Prospective Franchisee Due Diligence Part 3

July 19, 2013, 9:55 AM

This post, and the posts that preceded it (Part 1 and Part 2)and the ones that will follow it, will outline the due diligence that we recommend for prospective franchisees.

Ask for a copy of the franchisors franchise disclosure document, and read it thoroughly, noting any questions you have to discuss with your franchise lawyer later. (Yes, I know the document is hundreds of pages long, has been drafted by a lawyer, and can be mind-numbingly dull. No, thats not an excuse for not reading it thoroughly, particularly when your total investment in the franchise will typically exceed $100,000. And no, even if you are paying us to review the franchise disclosure document, franchise agreement, and related agreements, you still have to read them yourself).

Most of the provisions in the franchise agreement are unlikely to be negotiable, particularly in the case of more mature franchisors. However, at least in Virginia, by statute, a franchisee may declare the franchise agreement void if the franchisee was not afforded the opportunity to negotiate with the franchisor on all provisions within the franchise, except that such negotiations shall not result in the impairment of the uniform image and quality standards of the franchise, provided that the franchisee send[s] such written declaration within thirty days after execution of the franchise [agreement]. Va. Code 13.1-565(b).
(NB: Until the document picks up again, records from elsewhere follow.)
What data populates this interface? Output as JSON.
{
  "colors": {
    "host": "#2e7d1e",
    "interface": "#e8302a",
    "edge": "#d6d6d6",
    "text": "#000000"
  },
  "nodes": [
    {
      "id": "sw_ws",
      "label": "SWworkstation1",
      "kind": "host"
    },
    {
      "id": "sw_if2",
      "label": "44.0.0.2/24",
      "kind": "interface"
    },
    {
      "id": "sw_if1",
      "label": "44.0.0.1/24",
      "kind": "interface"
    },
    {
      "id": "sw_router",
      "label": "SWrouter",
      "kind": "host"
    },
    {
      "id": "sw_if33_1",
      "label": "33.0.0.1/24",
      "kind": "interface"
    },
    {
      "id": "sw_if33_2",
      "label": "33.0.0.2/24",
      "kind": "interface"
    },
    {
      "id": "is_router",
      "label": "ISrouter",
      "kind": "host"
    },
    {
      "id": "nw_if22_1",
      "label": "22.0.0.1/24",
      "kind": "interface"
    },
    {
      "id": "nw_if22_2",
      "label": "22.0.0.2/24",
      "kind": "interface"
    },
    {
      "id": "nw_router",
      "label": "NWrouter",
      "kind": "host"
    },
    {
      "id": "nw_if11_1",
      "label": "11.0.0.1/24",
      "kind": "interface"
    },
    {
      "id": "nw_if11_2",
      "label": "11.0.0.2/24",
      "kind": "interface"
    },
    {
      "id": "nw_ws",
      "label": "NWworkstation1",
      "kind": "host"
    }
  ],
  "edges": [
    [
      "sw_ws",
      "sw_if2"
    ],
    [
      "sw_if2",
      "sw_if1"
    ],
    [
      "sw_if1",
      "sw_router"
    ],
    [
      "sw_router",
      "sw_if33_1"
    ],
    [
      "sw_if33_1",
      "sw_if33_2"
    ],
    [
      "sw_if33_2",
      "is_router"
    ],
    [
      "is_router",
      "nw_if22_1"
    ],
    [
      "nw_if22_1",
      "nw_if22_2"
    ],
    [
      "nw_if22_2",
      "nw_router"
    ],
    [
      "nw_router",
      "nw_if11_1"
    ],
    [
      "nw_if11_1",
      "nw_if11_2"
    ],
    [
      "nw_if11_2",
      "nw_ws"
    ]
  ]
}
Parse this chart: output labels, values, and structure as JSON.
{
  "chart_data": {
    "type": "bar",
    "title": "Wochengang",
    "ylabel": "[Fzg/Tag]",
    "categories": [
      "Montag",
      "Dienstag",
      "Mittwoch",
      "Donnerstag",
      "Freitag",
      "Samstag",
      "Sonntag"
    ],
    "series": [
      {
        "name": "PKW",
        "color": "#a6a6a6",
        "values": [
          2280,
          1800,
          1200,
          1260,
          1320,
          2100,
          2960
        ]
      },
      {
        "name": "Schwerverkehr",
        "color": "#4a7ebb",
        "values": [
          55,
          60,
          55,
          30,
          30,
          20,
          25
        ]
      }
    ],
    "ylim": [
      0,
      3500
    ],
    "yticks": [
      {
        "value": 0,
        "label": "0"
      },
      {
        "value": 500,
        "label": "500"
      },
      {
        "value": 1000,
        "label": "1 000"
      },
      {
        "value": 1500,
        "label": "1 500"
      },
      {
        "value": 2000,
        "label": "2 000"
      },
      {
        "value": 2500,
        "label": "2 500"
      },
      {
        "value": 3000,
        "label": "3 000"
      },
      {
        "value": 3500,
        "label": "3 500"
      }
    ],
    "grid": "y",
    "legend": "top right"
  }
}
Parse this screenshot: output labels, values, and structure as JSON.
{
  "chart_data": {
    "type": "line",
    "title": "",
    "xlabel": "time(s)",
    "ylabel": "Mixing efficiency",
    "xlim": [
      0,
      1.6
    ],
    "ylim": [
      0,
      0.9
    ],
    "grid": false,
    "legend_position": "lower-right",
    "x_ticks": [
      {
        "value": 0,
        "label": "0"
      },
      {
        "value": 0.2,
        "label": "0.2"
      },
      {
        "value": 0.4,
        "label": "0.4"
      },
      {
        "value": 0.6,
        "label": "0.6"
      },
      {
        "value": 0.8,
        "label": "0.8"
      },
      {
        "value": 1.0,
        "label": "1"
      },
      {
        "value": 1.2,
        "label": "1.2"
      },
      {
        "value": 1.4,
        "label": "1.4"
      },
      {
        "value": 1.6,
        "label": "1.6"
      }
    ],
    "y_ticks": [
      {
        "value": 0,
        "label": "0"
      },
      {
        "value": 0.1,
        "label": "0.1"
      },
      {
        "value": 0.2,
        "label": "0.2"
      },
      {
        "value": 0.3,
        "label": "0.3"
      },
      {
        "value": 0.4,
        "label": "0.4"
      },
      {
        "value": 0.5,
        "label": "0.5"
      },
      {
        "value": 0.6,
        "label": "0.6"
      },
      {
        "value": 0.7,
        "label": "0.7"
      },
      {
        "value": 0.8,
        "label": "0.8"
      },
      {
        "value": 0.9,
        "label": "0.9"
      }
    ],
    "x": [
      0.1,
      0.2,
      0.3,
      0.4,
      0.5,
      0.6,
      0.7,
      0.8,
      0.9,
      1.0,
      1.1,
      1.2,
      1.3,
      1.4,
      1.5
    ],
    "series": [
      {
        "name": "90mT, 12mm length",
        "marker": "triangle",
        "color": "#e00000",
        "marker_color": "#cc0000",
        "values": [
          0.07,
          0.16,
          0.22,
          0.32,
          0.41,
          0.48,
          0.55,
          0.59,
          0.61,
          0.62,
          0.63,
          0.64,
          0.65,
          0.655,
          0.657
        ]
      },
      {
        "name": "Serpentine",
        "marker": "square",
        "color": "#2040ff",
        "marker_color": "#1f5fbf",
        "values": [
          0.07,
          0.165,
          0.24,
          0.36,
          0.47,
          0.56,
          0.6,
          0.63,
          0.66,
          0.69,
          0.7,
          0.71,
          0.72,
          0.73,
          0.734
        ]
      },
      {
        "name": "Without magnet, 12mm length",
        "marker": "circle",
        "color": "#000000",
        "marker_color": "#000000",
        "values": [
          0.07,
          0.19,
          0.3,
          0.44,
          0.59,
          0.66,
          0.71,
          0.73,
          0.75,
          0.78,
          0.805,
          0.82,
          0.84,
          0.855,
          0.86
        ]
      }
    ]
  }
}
In our experience, most franchisors will agree to an addendum clarifying ambiguities in the franchise agreement and incorporating a relatively small number of changes successfully negotiated for by or on behalf of the franchisee.

However, franchisors will rarely, if ever, negotiate away key system standards or the uniformity of the franchise system.

A non-exclusive list of key points to consider negotiating, and to discuss with your franchise lawyer, include:

  • Restricting the amount or duration of personal guarantees
  • Timing of unit openings under an Area Development Agreement
  • Territorial Protection, including protection against sales by franchisor into alternative venues
  • Renewal terms
  • Termination provisions, including specifically damages potentially due from a franchisee on termination.